To see that subjective preferences don’t reflect reality, we can survey students and compare their answers to their behaviour when studying. When asked how they learn, people give specific and cogent answers. They describe how they prefer to learn through particular mediums. But when learning, people don’t do what they say they do. From the same article again:
“The identification of supposed student Learning Style does not appear to influence the way in which students choose to study, and does not correlate with their stated preferences for different teaching methods.”
Partly this is due to the researchers asking leading questions. If asked about which Learning Style you fall into, it's easier to pick a style than question the premise. And if you’ve heard of learning styles before and have had time for confirmation bias to kick in, you may have a default answer you give.
Learning Styles as a proxy war
A striking feature of the debate over whether Learning Styles exist is how heated the language is. Detractors refer to the theory as like chasing 'unicorns'. Supporters call this 'patronising', some even call it racist , and compare the research used to dismiss Learning Styles as ‘eighth grade science fair experiments’.

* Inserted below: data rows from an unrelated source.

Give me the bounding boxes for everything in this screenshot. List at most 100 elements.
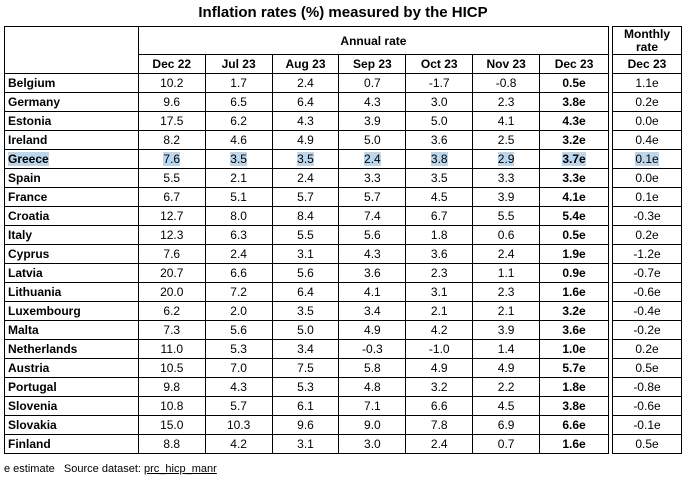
value-cell: 3.1: [271, 434, 340, 454]
value: 3.3e: [562, 171, 586, 185]
value-cell: 2.1: [405, 301, 474, 321]
value: 6.6: [230, 266, 247, 280]
table-row: Slovenia 10.8 5.7 6.1 7.1 6.6 4.5 3.8e: [4, 396, 609, 416]
value-cell: 2.4: [271, 73, 340, 93]
table-row: Latvia 20.7 6.6 5.6 3.6 2.3 1.1 0.9e: [4, 263, 609, 283]
value-cell: 9.6: [271, 415, 340, 435]
value: 4.3: [364, 247, 381, 261]
value: 5.6: [364, 228, 381, 242]
value-cell: 3.8e: [539, 396, 609, 416]
monthly-value-cell: 0.5e: [612, 358, 682, 378]
monthly-rate-header: Monthly rate: [612, 26, 682, 55]
value-cell: 3.1: [405, 282, 474, 302]
country-cell: Lithuania: [4, 282, 139, 302]
value-cell: -0.3: [338, 339, 407, 359]
monthly-row: 0.5e: [612, 358, 682, 378]
monthly-value: 0.4e: [635, 133, 659, 147]
value: 3.5: [230, 152, 247, 166]
value: 0.7: [497, 437, 515, 451]
value-cell: 7.2: [204, 282, 273, 302]
value: 7.5: [297, 361, 314, 375]
country-name: Greece: [8, 152, 49, 166]
value: 5.5: [497, 209, 515, 223]
value: 0.9e: [562, 266, 586, 280]
value: 2.5: [497, 133, 515, 147]
value: 17.5: [160, 114, 184, 128]
value-cell: 1.1: [472, 263, 541, 283]
footer-note: e estimate Source dataset:: [4, 463, 145, 475]
value: 3.6e: [562, 323, 586, 337]
value-cell: 5.6: [338, 225, 407, 245]
value-cell: 5.6: [204, 320, 273, 340]
value-cell: 3.5: [271, 301, 340, 321]
value-cell: 3.3: [338, 168, 407, 188]
value-cell: 7.6: [137, 149, 206, 169]
monthly-value: 0.2e: [635, 342, 659, 356]
value: 7.0: [230, 361, 247, 375]
value-cell: 7.4: [338, 206, 407, 226]
value-cell: 2.3: [472, 282, 541, 302]
value-cell: 10.8: [137, 396, 206, 416]
monthly-row: -0.3e: [612, 206, 682, 226]
source-dataset-link[interactable]: prc_hicp_manr: [144, 463, 217, 475]
value: -0.3: [362, 342, 383, 356]
value: 3.6: [430, 247, 448, 261]
value-cell: 3.0: [338, 434, 407, 454]
value-cell: 1.6e: [539, 434, 609, 454]
monthly-value-cell: 0.2e: [612, 92, 682, 112]
value-cell: 6.1: [271, 396, 340, 416]
value-cell: 1.4: [472, 339, 541, 359]
value-cell: 4.9: [338, 320, 407, 340]
value: 5.8: [364, 361, 381, 375]
value: 6.6e: [562, 418, 586, 432]
value: 4.1e: [562, 190, 586, 204]
country-cell: Estonia: [4, 111, 139, 131]
value: 3.1: [297, 437, 314, 451]
country-name: Latvia: [8, 266, 43, 280]
column-header: Jul 23: [204, 54, 273, 74]
value: 4.5: [430, 190, 448, 204]
value: 1.1: [497, 266, 515, 280]
monthly-value-cell: 0.1e: [612, 149, 682, 169]
monthly-value-cell: 0.5e: [612, 434, 682, 454]
value-cell: 1.0e: [539, 339, 609, 359]
value: 3.8: [430, 152, 448, 166]
value: 20.7: [160, 266, 184, 280]
monthly-value-cell: -1.2e: [612, 244, 682, 264]
value-cell: 4.6: [204, 130, 273, 150]
value: 2.4: [364, 152, 381, 166]
value: 1.7: [230, 76, 247, 90]
country-cell: Italy: [4, 225, 139, 245]
value: 0.6: [497, 228, 515, 242]
value-cell: 5.0: [405, 111, 474, 131]
country-cell: Austria: [4, 358, 139, 378]
monthly-value: 0.2e: [635, 95, 659, 109]
value: 8.0: [230, 209, 247, 223]
value-cell: 2.3: [405, 263, 474, 283]
value: 5.7: [297, 190, 314, 204]
monthly-value-cell: 0.0e: [612, 168, 682, 188]
monthly-value: 1.1e: [635, 76, 659, 90]
value: 4.1: [364, 285, 381, 299]
value: 3.7e: [562, 152, 586, 166]
value: 5.3: [230, 342, 247, 356]
value: 5.0: [430, 114, 448, 128]
value-cell: 6.6: [204, 263, 273, 283]
value: 6.2: [163, 304, 181, 318]
value: 12.7: [160, 209, 184, 223]
monthly-row: 0.1e: [612, 187, 682, 207]
value-cell: 2.1: [472, 301, 541, 321]
monthly-value-cell: -0.1e: [612, 415, 682, 435]
value-cell: 3.6: [405, 244, 474, 264]
country-name: Cyprus: [8, 247, 50, 261]
value-cell: 10.5: [137, 358, 206, 378]
value: 4.2: [430, 323, 448, 337]
value-cell: 17.5: [137, 111, 206, 131]
monthly-value-cell: -0.3e: [612, 206, 682, 226]
value-cell: -1.7: [405, 73, 474, 93]
value: 6.7: [430, 209, 448, 223]
value: 3.8e: [562, 95, 586, 109]
monthly-value: 0.2e: [635, 228, 659, 242]
value-cell: 3.6: [405, 130, 474, 150]
value-cell: 6.7: [137, 187, 206, 207]
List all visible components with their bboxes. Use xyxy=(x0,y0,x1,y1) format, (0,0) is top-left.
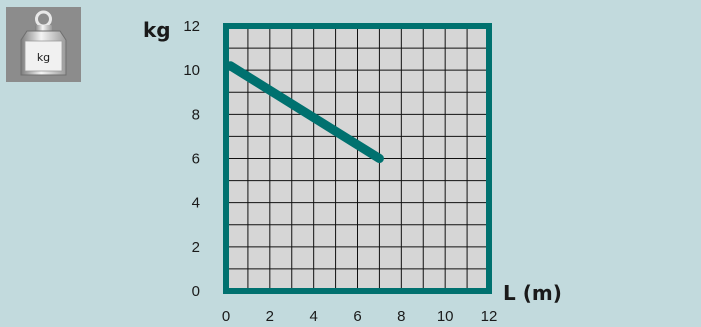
x-tick-label: 2 xyxy=(266,308,274,325)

Both sides also claim conspiracy. Learning Styles detractors claim the idea is propagated by consultancies who get paid to teach it. Supporters claim an ‘artificial scientific consensus’ is used to justify contracts from governments to corporate giants like Pearson and McGraw-Hill . There seems to be something deeper at play than debates over data. What if there’s another explanation for the persistence of Learning Styles on the cultural level?
We'll call one side of our debate the empiricists. They view randomised controlled trials (RCTs) as the only valid form of evidence. The empiricists care most about ensuring a basic level of educational quality by employing evidence-based practice. This can lead to an urge to teach all students to a set curriculum which can be controlled based on this evidence. To them, Learning Styles are a perfect example of a lack of evidence-based teaching. They view Learning Styles as akin to astrology.
Let's call the other side of our debate the romanticists. They want to encourage agency and tailor to the differences between students. As they focus on individuals, they care less about RCTs. Learning Styles serve as a placeholder label to help them do so. It doesn’t matter to them if a distinct set of styles actually exists. To them, attacks on Learning Styles sound like attempts to remove human differences from teaching altogether.
When framed this way, both perspectives have their merits. One prefers reductionism with the aim of increasing the quality of teaching. The other embraces agency and human difference with the aim of inspiring creativity. It also helps to explain why, despite a lack of evidence, belief in Learning Styles persists.
This combination of a cultural level fight around a spreadable, sticky idea explains why Learning Styles theory is so widely believed.